“I’m a 27-year-old intern.”
For some reason, those words sound as bad as “I’m a 40 year old virgin.” (Not that there’s anything wrong with that.)
A year ago, that’s what I was…the intern, that is. As my readers and friends know, I quit my job for an unpaid internship in another state in a completely different career field. I knew it wouldn’t be easy, but my happiness was more important than convenience. I was not okay with a unfulfilling career because of convenience.
When I announced the move, I got a lot of puzzled looks from friends and family. And a whole lot of “You’re going to be an intern? Isn’t that for college kids? Are you guaranteed a job afterwards?”……and my answers were “Yep, nope, and nope.” The way I saw it: this wasn’t an unpaid internship, it was a free 2 month bootcamp from experts in digital marketing.
Here’s a graphic that I love:
We’ve been trained to believe you start out at an entry level job, a coordinator, let’s say. Then you’re a manager, senior manager, director, senior director….so on and so forth. With that thinking, we get trapped in the momentum of our career– even if it’s in the field we hate, we stick with it. When we start moving further and further up in title, our egos start getting involved.
When you’re transitioning careers, an ego can be your downfall. It’s unrealistic to think you can move from a Director of Sales to a Director of IT. Just like the graphic above, the path to success is not always forward, maybe your in to being an IT Director is taking a few steps back and working at a Help Desk.
I always get flack for making this sound too easy.

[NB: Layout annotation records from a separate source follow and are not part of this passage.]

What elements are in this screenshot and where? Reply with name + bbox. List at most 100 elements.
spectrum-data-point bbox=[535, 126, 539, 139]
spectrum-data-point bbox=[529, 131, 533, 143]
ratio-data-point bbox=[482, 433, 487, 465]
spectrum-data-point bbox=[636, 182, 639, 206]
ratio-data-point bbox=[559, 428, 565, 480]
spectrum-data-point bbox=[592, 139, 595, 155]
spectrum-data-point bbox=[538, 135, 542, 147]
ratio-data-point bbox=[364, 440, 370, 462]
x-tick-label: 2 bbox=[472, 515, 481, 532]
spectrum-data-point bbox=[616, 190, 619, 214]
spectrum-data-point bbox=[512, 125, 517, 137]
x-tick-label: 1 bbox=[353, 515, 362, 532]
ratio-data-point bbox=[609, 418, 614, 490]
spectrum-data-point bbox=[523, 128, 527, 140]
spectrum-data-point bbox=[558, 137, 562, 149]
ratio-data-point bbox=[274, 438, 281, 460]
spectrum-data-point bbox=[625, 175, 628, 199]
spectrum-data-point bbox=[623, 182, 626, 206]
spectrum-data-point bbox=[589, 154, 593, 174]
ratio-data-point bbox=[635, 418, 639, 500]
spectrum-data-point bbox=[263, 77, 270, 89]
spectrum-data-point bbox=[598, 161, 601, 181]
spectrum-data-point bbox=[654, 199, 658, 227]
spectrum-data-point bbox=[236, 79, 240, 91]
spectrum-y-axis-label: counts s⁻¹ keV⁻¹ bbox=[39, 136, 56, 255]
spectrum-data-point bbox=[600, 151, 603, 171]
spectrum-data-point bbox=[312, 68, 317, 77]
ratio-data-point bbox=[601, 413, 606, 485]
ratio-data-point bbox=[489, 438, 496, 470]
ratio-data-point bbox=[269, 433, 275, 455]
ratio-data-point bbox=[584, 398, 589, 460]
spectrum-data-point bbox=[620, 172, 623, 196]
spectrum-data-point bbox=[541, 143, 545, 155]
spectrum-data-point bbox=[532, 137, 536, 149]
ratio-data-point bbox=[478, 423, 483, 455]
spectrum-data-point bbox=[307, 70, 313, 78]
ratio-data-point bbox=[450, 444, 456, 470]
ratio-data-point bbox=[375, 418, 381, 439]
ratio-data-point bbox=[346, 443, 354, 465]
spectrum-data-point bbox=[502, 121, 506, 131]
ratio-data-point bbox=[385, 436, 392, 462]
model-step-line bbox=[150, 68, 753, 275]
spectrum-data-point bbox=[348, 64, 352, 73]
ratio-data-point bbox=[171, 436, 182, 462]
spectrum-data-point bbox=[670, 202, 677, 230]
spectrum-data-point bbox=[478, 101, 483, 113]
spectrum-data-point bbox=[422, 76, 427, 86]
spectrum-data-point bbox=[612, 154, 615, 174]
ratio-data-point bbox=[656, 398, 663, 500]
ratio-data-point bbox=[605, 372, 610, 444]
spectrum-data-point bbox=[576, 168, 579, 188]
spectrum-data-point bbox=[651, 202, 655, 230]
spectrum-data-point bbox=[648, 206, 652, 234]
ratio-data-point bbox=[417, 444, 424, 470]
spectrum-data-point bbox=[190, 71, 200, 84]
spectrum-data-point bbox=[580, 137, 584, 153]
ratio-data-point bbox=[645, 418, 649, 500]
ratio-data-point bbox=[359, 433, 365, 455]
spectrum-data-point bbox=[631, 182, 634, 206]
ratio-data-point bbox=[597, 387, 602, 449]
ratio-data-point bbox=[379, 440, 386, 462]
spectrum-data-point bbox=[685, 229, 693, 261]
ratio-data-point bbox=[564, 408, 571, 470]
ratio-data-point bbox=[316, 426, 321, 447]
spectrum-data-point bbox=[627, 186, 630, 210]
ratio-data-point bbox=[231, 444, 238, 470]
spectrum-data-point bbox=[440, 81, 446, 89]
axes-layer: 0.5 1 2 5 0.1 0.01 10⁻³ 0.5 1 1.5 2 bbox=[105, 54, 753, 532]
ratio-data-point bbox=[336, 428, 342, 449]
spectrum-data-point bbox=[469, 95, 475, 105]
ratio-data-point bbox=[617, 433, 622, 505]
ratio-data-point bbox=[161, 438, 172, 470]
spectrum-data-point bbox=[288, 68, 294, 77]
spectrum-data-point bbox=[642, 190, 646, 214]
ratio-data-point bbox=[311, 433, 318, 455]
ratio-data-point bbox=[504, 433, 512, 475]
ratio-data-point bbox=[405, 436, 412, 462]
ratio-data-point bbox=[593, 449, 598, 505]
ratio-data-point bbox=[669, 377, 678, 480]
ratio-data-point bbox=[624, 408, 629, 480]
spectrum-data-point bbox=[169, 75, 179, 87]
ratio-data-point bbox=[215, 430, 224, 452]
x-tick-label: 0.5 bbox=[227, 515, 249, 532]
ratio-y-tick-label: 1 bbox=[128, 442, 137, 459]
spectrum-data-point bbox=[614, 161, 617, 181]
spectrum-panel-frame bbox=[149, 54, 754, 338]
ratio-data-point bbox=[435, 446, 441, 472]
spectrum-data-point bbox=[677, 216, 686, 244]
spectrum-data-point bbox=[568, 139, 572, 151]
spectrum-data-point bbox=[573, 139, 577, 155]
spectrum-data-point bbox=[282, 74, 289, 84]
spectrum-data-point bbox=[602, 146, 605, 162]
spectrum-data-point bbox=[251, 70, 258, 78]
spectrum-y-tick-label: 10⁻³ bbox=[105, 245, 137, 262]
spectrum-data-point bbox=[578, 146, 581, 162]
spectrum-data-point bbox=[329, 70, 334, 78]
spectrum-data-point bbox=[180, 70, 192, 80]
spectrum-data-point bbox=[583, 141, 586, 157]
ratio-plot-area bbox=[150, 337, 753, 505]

If you have a family, you may be thinking “What about the pay cut? I can’t support a family on a Help Desk salary.” Or even if you’re single, “I have bills to pay and I have a good job.” I apologize for the corniness, but you can do anything you want to do, again, it’s a matter of setting aside your ego. You don’t need a $700,000 house or a $600 a month car note to keep up with the Joneses. Truth be told, the Joneses are probably miserable. Think about where you can cut back. What skills do you have that can earn money with while you’re in transition?
If that’s not motivation enough, think about this: there are people who move from completely different countries, with very little money to their name, and because of their drive, are now living their dream. To simply move across the country with a little bit of savings under your belt, or to take the opportunity to switch careers for a little less money — that’s child’s play.
So, be a 27-year-old intern, or a 50-year-old assistant to the marketing coordinator, or an 80-year-old college student. Once you realize life isn’t about titles and egos, doors will open.